Friendster had already announced support for this initiative, a Google Inc.-led plan called OpenSocial. But this week Friendster released the software tools that let outside programmers easily adapt chats, games and other functions initially made for other online hangouts.

By participating in OpenSocial, now backed as well by Yahoo Inc. and News Corp.'s MySpace, outside programmers can make their applications work on multiple sites with minimal tweaking.

That could, for instance, encourage developers of media-sharing tools for MySpace to adapt their programs for Friendster.

If the programs had to be written from scratch, the effort might not be worthwhile, given Friendster's smaller audience — 1.8 million in the U.S. in July, compared with 39 million for Facebook and 75 million for MySpace, according to comScore.

Likewise, programmers aiming to reach Friendster's Asian users can easily adapt their tools for MySpace's audience in the United States and elsewhere.

Friendster's use in the United States has fallen with the rise of newer online hangouts.

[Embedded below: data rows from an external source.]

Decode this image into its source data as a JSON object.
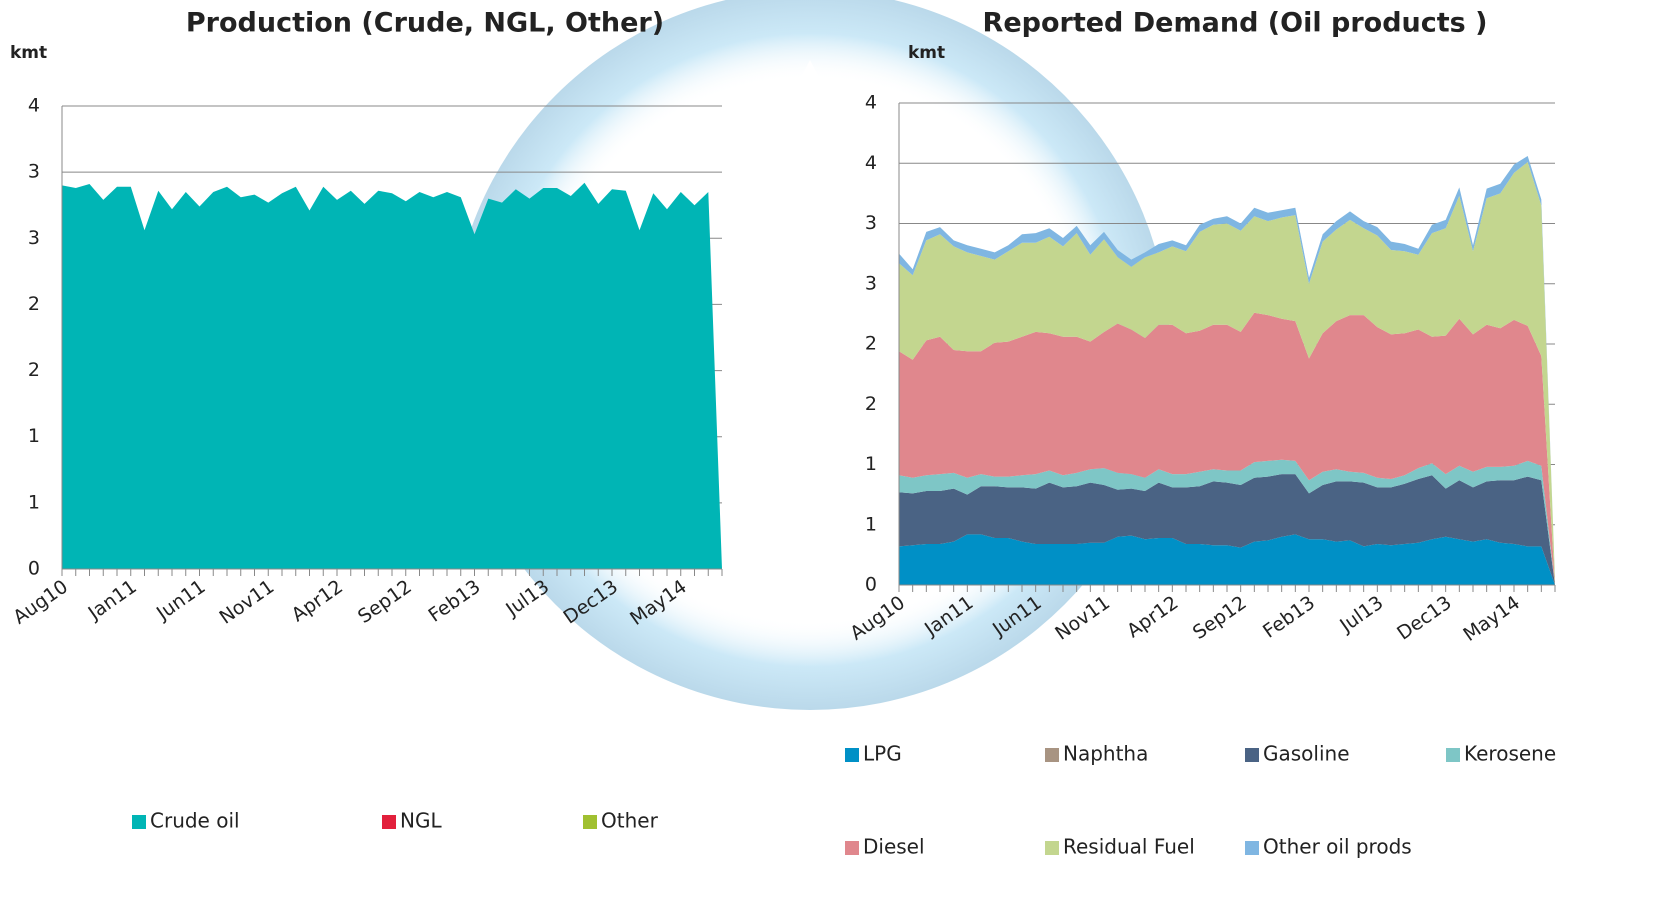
{
  "chart_data": [
    {
      "type": "area",
      "title": "Production (Crude, NGL, Other)",
      "y_label": "kmt",
      "stacked": true,
      "grid": true,
      "legend": "bottom",
      "categories": [
        "Aug10",
        null,
        null,
        null,
        null,
        "Jan11",
        null,
        null,
        null,
        null,
        "Jun11",
        null,
        null,
        null,
        null,
        "Nov11",
        null,
        null,
        null,
        null,
        "Apr12",
        null,
        null,
        null,
        null,
        "Sep12",
        null,
        null,
        null,
        null,
        "Feb13",
        null,
        null,
        null,
        null,
        "Jul13",
        null,
        null,
        null,
        null,
        "Dec13",
        null,
        null,
        null,
        null,
        "May14",
        null,
        null,
        null
      ],
      "ylim": [
        0,
        3.5
      ],
      "yticks": [
        0,
        {
          "value": 0.5,
          "label": "1"
        },
        1,
        {
          "value": 1.5,
          "label": "2"
        },
        2,
        {
          "value": 2.5,
          "label": "3"
        },
        3,
        {
          "value": 3.5,
          "label": "4"
        }
      ],
      "series": [
        {
          "name": "Crude oil",
          "color": "#00b5b5",
          "values": [
            2.9,
            2.88,
            2.91,
            2.79,
            2.89,
            2.89,
            2.56,
            2.86,
            2.72,
            2.85,
            2.74,
            2.85,
            2.89,
            2.81,
            2.83,
            2.77,
            2.84,
            2.89,
            2.71,
            2.89,
            2.79,
            2.86,
            2.76,
            2.86,
            2.84,
            2.78,
            2.85,
            2.81,
            2.85,
            2.81,
            2.53,
            2.8,
            2.77,
            2.87,
            2.8,
            2.88,
            2.88,
            2.82,
            2.92,
            2.76,
            2.87,
            2.86,
            2.56,
            2.84,
            2.72,
            2.85,
            2.75,
            2.85,
            0
          ]
        },
        {
          "name": "NGL",
          "color": "#e2203c",
          "values": [
            0,
            0,
            0,
            0,
            0,
            0,
            0,
            0,
            0,
            0,
            0,
            0,
            0,
            0,
            0,
            0,
            0,
            0,
            0,
            0,
            0,
            0,
            0,
            0,
            0,
            0,
            0,
            0,
            0,
            0,
            0,
            0,
            0,
            0,
            0,
            0,
            0,
            0,
            0,
            0,
            0,
            0,
            0,
            0,
            0,
            0,
            0,
            0,
            0
          ]
        },
        {
          "name": "Other",
          "color": "#a0c030",
          "values": [
            0,
            0,
            0,
            0,
            0,
            0,
            0,
            0,
            0,
            0,
            0,
            0,
            0,
            0,
            0,
            0,
            0,
            0,
            0,
            0,
            0,
            0,
            0,
            0,
            0,
            0,
            0,
            0,
            0,
            0,
            0,
            0,
            0,
            0,
            0,
            0,
            0,
            0,
            0,
            0,
            0,
            0,
            0,
            0,
            0,
            0,
            0,
            0,
            0
          ]
        }
      ]
    },
    {
      "type": "area",
      "title": "Reported Demand (Oil products )",
      "y_label": "kmt",
      "stacked": true,
      "grid": true,
      "legend": "bottom",
      "categories": [
        "Aug10",
        null,
        null,
        null,
        null,
        "Jan11",
        null,
        null,
        null,
        null,
        "Jun11",
        null,
        null,
        null,
        null,
        "Nov11",
        null,
        null,
        null,
        null,
        "Apr12",
        null,
        null,
        null,
        null,
        "Sep12",
        null,
        null,
        null,
        null,
        "Feb13",
        null,
        null,
        null,
        null,
        "Jul13",
        null,
        null,
        null,
        null,
        "Dec13",
        null,
        null,
        null,
        null,
        "May14",
        null,
        null,
        null
      ],
      "ylim": [
        0,
        4
      ],
      "yticks": [
        0,
        {
          "value": 0.5,
          "label": "1"
        },
        1,
        {
          "value": 1.5,
          "label": "2"
        },
        2,
        {
          "value": 2.5,
          "label": "3"
        },
        3,
        {
          "value": 3.5,
          "label": "4"
        },
        4
      ],
      "series": [
        {
          "name": "LPG",
          "color": "#0090c6",
          "values": [
            0.32,
            0.33,
            0.34,
            0.34,
            0.36,
            0.42,
            0.42,
            0.39,
            0.39,
            0.36,
            0.34,
            0.34,
            0.34,
            0.34,
            0.35,
            0.35,
            0.4,
            0.41,
            0.38,
            0.39,
            0.39,
            0.34,
            0.34,
            0.33,
            0.33,
            0.31,
            0.36,
            0.37,
            0.4,
            0.42,
            0.38,
            0.38,
            0.36,
            0.37,
            0.32,
            0.34,
            0.33,
            0.34,
            0.35,
            0.38,
            0.4,
            0.38,
            0.36,
            0.38,
            0.35,
            0.34,
            0.32,
            0.32,
            0
          ]
        },
        {
          "name": "Naphtha",
          "color": "#a89482",
          "values": [
            0,
            0,
            0,
            0,
            0,
            0,
            0,
            0,
            0,
            0,
            0,
            0,
            0,
            0,
            0,
            0,
            0,
            0,
            0,
            0,
            0,
            0,
            0,
            0,
            0,
            0,
            0,
            0,
            0,
            0,
            0,
            0,
            0,
            0,
            0,
            0,
            0,
            0,
            0,
            0,
            0,
            0,
            0,
            0,
            0,
            0,
            0,
            0,
            0
          ]
        },
        {
          "name": "Gasoline",
          "color": "#4a6384",
          "values": [
            0.45,
            0.43,
            0.44,
            0.44,
            0.44,
            0.33,
            0.4,
            0.43,
            0.42,
            0.45,
            0.46,
            0.51,
            0.47,
            0.48,
            0.5,
            0.48,
            0.39,
            0.39,
            0.4,
            0.46,
            0.42,
            0.47,
            0.48,
            0.53,
            0.52,
            0.52,
            0.53,
            0.53,
            0.52,
            0.5,
            0.38,
            0.45,
            0.5,
            0.49,
            0.53,
            0.47,
            0.48,
            0.5,
            0.53,
            0.53,
            0.4,
            0.49,
            0.45,
            0.48,
            0.52,
            0.53,
            0.58,
            0.55,
            0
          ]
        },
        {
          "name": "Kerosene",
          "color": "#7ec6c6",
          "values": [
            0.14,
            0.13,
            0.13,
            0.14,
            0.13,
            0.14,
            0.1,
            0.08,
            0.09,
            0.1,
            0.12,
            0.1,
            0.1,
            0.11,
            0.11,
            0.14,
            0.14,
            0.12,
            0.11,
            0.11,
            0.11,
            0.11,
            0.12,
            0.1,
            0.1,
            0.12,
            0.13,
            0.13,
            0.12,
            0.11,
            0.11,
            0.11,
            0.1,
            0.08,
            0.08,
            0.08,
            0.07,
            0.07,
            0.09,
            0.1,
            0.12,
            0.12,
            0.13,
            0.12,
            0.11,
            0.12,
            0.13,
            0.12,
            0
          ]
        },
        {
          "name": "Diesel",
          "color": "#e0878d",
          "values": [
            1.03,
            0.98,
            1.12,
            1.14,
            1.02,
            1.05,
            1.02,
            1.11,
            1.12,
            1.15,
            1.18,
            1.14,
            1.15,
            1.13,
            1.06,
            1.13,
            1.24,
            1.2,
            1.16,
            1.2,
            1.24,
            1.17,
            1.17,
            1.2,
            1.21,
            1.15,
            1.24,
            1.21,
            1.17,
            1.16,
            1.01,
            1.15,
            1.23,
            1.3,
            1.31,
            1.25,
            1.2,
            1.18,
            1.15,
            1.05,
            1.15,
            1.22,
            1.14,
            1.18,
            1.15,
            1.21,
            1.12,
            0.91,
            0
          ]
        },
        {
          "name": "Residual Fuel",
          "color": "#c3d68f",
          "values": [
            0.73,
            0.7,
            0.83,
            0.85,
            0.86,
            0.82,
            0.79,
            0.69,
            0.75,
            0.78,
            0.74,
            0.8,
            0.75,
            0.86,
            0.72,
            0.77,
            0.55,
            0.52,
            0.67,
            0.6,
            0.65,
            0.68,
            0.82,
            0.83,
            0.84,
            0.84,
            0.8,
            0.78,
            0.84,
            0.88,
            0.62,
            0.76,
            0.76,
            0.79,
            0.72,
            0.76,
            0.7,
            0.68,
            0.62,
            0.86,
            0.89,
            1.02,
            0.69,
            1.05,
            1.12,
            1.22,
            1.36,
            1.25,
            0.05
          ]
        },
        {
          "name": "Other oil prods",
          "color": "#7fb6e2",
          "values": [
            0.08,
            0.05,
            0.07,
            0.06,
            0.05,
            0.06,
            0.06,
            0.06,
            0.05,
            0.07,
            0.08,
            0.07,
            0.07,
            0.06,
            0.08,
            0.06,
            0.06,
            0.06,
            0.04,
            0.07,
            0.05,
            0.05,
            0.06,
            0.05,
            0.06,
            0.06,
            0.07,
            0.07,
            0.06,
            0.06,
            0.05,
            0.06,
            0.07,
            0.07,
            0.06,
            0.07,
            0.07,
            0.06,
            0.05,
            0.07,
            0.07,
            0.07,
            0.05,
            0.08,
            0.08,
            0.07,
            0.05,
            0.05,
            0
          ]
        }
      ]
    }
  ]
}
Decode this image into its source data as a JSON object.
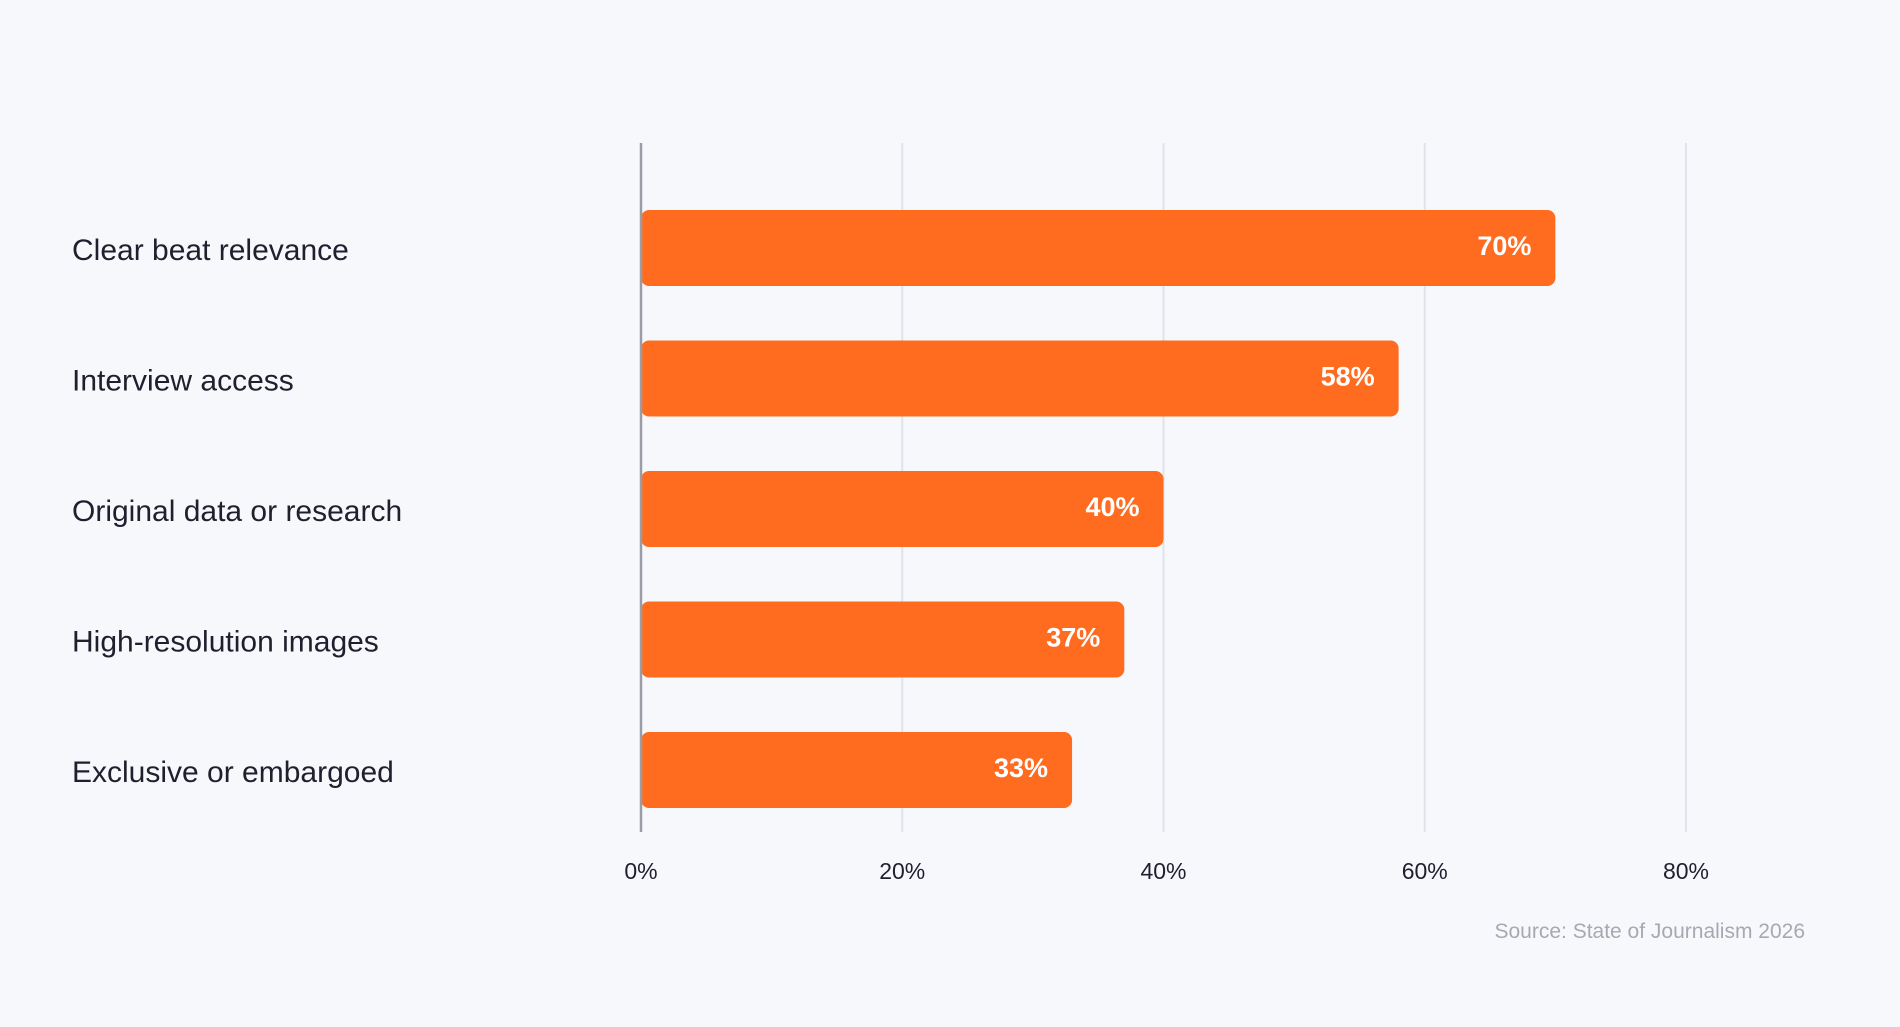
{
  "chart_data": {
    "type": "bar",
    "orientation": "horizontal",
    "categories": [
      "Clear beat relevance",
      "Interview access",
      "Original data or research",
      "High-resolution images",
      "Exclusive or embargoed"
    ],
    "values": [
      70,
      58,
      40,
      37,
      33
    ],
    "value_labels": [
      "70%",
      "58%",
      "40%",
      "37%",
      "33%"
    ],
    "xlim": [
      0,
      80
    ],
    "xticks": [
      0,
      20,
      40,
      60,
      80
    ],
    "xtick_labels": [
      "0%",
      "20%",
      "40%",
      "60%",
      "80%"
    ],
    "grid": "vertical",
    "bar_color": "#ff6b1f",
    "source": "Source: State of Journalism 2026"
  }
}
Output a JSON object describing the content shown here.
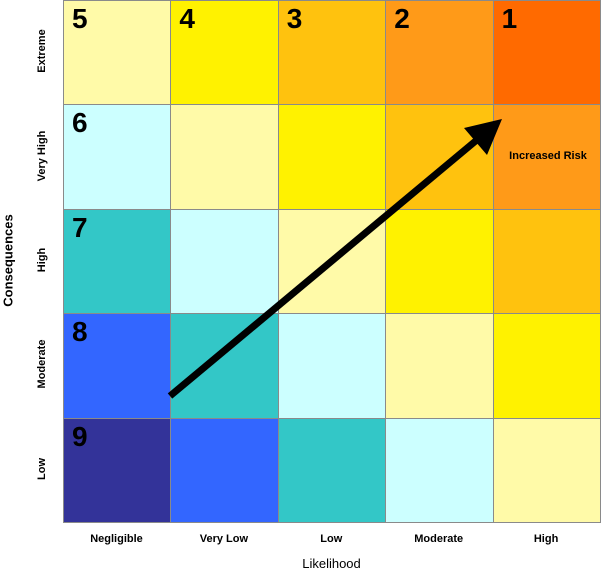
{
  "rows": [
    {
      "label": "Extreme",
      "cells": [
        "5",
        "4",
        "3",
        "2",
        "1"
      ]
    },
    {
      "label": "Very High",
      "cells": [
        "6",
        null,
        null,
        null,
        null
      ]
    },
    {
      "label": "High",
      "cells": [
        "7",
        null,
        null,
        null,
        null
      ]
    },
    {
      "label": "Moderate",
      "cells": [
        "8",
        null,
        null,
        null,
        null
      ]
    },
    {
      "label": "Low",
      "cells": [
        "9",
        null,
        null,
        null,
        null
      ]
    }
  ],
  "columns": [
    "Negligible",
    "Very Low",
    "Low",
    "Moderate",
    "High"
  ],
  "x_title": "Likelihood",
  "y_title": "Consequences",
  "annotation": "Increased Risk"
}
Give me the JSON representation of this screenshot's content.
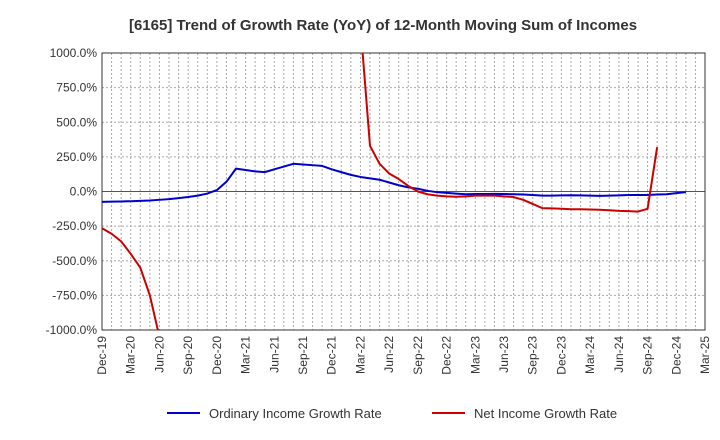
{
  "chart_data": {
    "type": "line",
    "title": "[6165]  Trend of Growth Rate (YoY) of 12-Month Moving Sum of Incomes",
    "xlabel": "",
    "ylabel": "",
    "ylim": [
      -1000,
      1000
    ],
    "y_ticks": [
      1000,
      750,
      500,
      250,
      0,
      -250,
      -500,
      -750,
      -1000
    ],
    "y_tick_labels": [
      "1000.0%",
      "750.0%",
      "500.0%",
      "250.0%",
      "0.0%",
      "-250.0%",
      "-500.0%",
      "-750.0%",
      "-1000.0%"
    ],
    "x_tick_labels": [
      "Dec-19",
      "Mar-20",
      "Jun-20",
      "Sep-20",
      "Dec-20",
      "Mar-21",
      "Jun-21",
      "Sep-21",
      "Dec-21",
      "Mar-22",
      "Jun-22",
      "Sep-22",
      "Dec-22",
      "Mar-23",
      "Jun-23",
      "Sep-23",
      "Dec-23",
      "Mar-24",
      "Jun-24",
      "Sep-24",
      "Dec-24",
      "Mar-25"
    ],
    "x": [
      "Dec-19",
      "Jan-20",
      "Feb-20",
      "Mar-20",
      "Apr-20",
      "May-20",
      "Jun-20",
      "Jul-20",
      "Aug-20",
      "Sep-20",
      "Oct-20",
      "Nov-20",
      "Dec-20",
      "Jan-21",
      "Feb-21",
      "Mar-21",
      "Apr-21",
      "May-21",
      "Jun-21",
      "Jul-21",
      "Aug-21",
      "Sep-21",
      "Oct-21",
      "Nov-21",
      "Dec-21",
      "Jan-22",
      "Feb-22",
      "Mar-22",
      "Apr-22",
      "May-22",
      "Jun-22",
      "Jul-22",
      "Aug-22",
      "Sep-22",
      "Oct-22",
      "Nov-22",
      "Dec-22",
      "Jan-23",
      "Feb-23",
      "Mar-23",
      "Apr-23",
      "May-23",
      "Jun-23",
      "Jul-23",
      "Aug-23",
      "Sep-23",
      "Oct-23",
      "Nov-23",
      "Dec-23",
      "Jan-24",
      "Feb-24",
      "Mar-24",
      "Apr-24",
      "May-24",
      "Jun-24",
      "Jul-24",
      "Aug-24",
      "Sep-24",
      "Oct-24",
      "Nov-24",
      "Dec-24",
      "Jan-25",
      "Feb-25",
      "Mar-25"
    ],
    "grid": true,
    "legend_position": "bottom",
    "series": [
      {
        "name": "Ordinary Income Growth Rate",
        "color": "#0000cc",
        "values": [
          -75,
          -73,
          -72,
          -70,
          -68,
          -65,
          -60,
          -55,
          -48,
          -40,
          -30,
          -15,
          10,
          70,
          165,
          155,
          145,
          140,
          160,
          180,
          200,
          195,
          190,
          185,
          160,
          140,
          120,
          105,
          95,
          85,
          65,
          45,
          30,
          20,
          5,
          -5,
          -10,
          -15,
          -20,
          -18,
          -18,
          -17,
          -18,
          -20,
          -22,
          -25,
          -30,
          -30,
          -28,
          -27,
          -28,
          -30,
          -32,
          -30,
          -28,
          -25,
          -25,
          -25,
          -22,
          -20,
          -12,
          -5,
          null,
          null
        ]
      },
      {
        "name": "Net Income Growth Rate",
        "color": "#cc0000",
        "values": [
          -265,
          -305,
          -360,
          -450,
          -550,
          -750,
          -1050,
          null,
          null,
          null,
          null,
          null,
          null,
          null,
          null,
          null,
          null,
          null,
          null,
          null,
          null,
          null,
          null,
          null,
          null,
          null,
          null,
          1200,
          330,
          200,
          130,
          90,
          40,
          0,
          -20,
          -30,
          -35,
          -38,
          -35,
          -30,
          -30,
          -30,
          -35,
          -40,
          -60,
          -90,
          -120,
          -122,
          -125,
          -128,
          -128,
          -130,
          -132,
          -135,
          -140,
          -142,
          -145,
          -125,
          320,
          null,
          null,
          null,
          null,
          null
        ]
      }
    ]
  }
}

Still, Friendster has been hot in Asia, particularly in the Philippines and other markets that the leading U.S. social networks are trying to tap as domestic online advertising growth slows down.

Facebook has yet to publicly back OpenSocial, though Facebook has had tremendous success encouraging developers to write tools specifically for it.

Other participants in OpenSocial include hi5, LinkedIn, Ning, Google's Orkut and Bebo, which Time Warner Inc.'s AOL recently bought for $850 million.